Ca y est, il fallait que je le fasse depuis longtemps, et c'est fait. J'ai envoyé un mail à B., un mail utilitaire. Depuis juillet sans contact, ça va lui faire un choc, surtout quand il va voir ce qu'il y a dedans. Ce n'est pas un mail de règlement de compte, juste un mail qui remet les choses à leur place.

"Ciao,

Je t'écris parce que j'aurais besoin de récupérer toutes mes cassettes italiennes restées chez toi. J'étais restée silencieuse à ce sujet jusqu'à présent parce que je n'aurais pas eu de place pour toutes les stocker, mais je suis sur le point de déménager et maintenant ça sera possible.

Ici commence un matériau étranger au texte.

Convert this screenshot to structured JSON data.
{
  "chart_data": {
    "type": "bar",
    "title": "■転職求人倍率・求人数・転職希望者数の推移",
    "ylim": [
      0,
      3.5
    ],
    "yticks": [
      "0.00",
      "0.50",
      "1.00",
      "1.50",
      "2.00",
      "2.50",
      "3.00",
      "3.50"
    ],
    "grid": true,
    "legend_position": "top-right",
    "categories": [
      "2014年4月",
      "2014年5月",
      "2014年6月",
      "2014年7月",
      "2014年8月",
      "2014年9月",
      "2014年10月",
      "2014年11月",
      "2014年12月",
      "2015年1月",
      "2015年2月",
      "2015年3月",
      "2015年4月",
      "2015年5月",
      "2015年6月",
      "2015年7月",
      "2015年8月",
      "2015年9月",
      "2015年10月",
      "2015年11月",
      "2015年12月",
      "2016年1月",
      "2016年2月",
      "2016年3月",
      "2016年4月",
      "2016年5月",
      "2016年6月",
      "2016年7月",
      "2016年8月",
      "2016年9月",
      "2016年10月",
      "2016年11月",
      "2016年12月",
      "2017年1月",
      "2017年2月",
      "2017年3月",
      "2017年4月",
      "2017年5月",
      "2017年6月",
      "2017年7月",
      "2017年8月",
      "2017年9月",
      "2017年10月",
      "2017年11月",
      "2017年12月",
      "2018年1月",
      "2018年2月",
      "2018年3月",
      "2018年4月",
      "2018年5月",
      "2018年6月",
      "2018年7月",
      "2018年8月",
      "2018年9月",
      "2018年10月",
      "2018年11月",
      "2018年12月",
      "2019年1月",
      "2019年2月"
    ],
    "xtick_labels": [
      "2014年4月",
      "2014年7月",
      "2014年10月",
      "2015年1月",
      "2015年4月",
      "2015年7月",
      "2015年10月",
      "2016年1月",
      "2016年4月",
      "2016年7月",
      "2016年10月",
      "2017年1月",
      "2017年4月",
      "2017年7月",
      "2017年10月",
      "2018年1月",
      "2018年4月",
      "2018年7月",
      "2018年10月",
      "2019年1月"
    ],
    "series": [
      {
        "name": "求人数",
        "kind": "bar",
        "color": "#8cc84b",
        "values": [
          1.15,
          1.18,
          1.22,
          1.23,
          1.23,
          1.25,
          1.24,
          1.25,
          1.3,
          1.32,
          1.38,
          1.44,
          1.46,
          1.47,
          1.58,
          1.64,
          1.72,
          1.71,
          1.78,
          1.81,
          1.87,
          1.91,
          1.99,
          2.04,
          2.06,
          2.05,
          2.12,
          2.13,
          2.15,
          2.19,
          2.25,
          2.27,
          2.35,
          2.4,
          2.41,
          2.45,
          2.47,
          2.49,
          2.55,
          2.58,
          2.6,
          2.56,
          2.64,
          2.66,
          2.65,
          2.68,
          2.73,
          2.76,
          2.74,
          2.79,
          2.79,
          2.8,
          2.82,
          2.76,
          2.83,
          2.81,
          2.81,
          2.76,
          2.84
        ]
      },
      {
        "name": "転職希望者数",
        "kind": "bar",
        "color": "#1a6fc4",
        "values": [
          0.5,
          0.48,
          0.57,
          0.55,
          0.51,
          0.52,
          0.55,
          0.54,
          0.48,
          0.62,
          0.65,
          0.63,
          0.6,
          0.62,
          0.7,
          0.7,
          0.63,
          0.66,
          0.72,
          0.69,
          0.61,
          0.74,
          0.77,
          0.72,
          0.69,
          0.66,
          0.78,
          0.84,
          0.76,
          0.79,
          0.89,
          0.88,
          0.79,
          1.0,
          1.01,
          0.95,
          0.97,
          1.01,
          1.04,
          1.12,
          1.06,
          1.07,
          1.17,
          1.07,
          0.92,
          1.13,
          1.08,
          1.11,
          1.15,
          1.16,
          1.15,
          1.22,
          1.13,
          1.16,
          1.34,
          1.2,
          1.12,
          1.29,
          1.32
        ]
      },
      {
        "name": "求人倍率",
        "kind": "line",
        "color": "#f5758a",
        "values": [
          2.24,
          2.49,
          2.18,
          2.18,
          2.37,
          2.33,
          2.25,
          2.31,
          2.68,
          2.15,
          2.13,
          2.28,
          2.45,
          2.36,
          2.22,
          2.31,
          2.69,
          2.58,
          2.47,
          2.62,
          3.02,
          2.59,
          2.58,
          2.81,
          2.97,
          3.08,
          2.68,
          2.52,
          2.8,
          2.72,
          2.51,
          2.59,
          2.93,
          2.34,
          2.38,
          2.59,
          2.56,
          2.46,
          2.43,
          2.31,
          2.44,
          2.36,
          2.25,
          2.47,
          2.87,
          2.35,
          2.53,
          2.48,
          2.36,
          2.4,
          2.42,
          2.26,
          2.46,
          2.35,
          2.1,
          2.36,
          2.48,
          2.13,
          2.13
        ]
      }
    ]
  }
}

Enfin, je voulais te dire, vu qu'on n'en a jamais parlé et que ça me semble juste même par principe, que si un jour il te vient à l'esprit de me restituer l'argent que j'ai investi moi aussi dans un projet dont je ne verrai jamais la fin mais qui j'imagine se concrétisera quand même, ce sera normal (10.000 euro).
Pour les cassettes, je te donnerai ma nouvelle adresse.
Porte-toi bien."
Voilà c'est fait, je m'attends à une réponse pas très agréable, mais au moins c'est clair maintenant. Jamais je n'aurais cru un jour m'imposer à ce sujet. Je n'espère pas le moindre sou bien sûr, juste une reconnaissance. Un "oui tu as raison". Mais ça non plus je ne l'aurai pas. Plutôt des sarcasmes sur le fait que j'ose lui demander un remboursement alors que si on a tout perdu c'était de ma faute. Je suis énervée d'avance. Au moins les cassettes ça devrait être bon.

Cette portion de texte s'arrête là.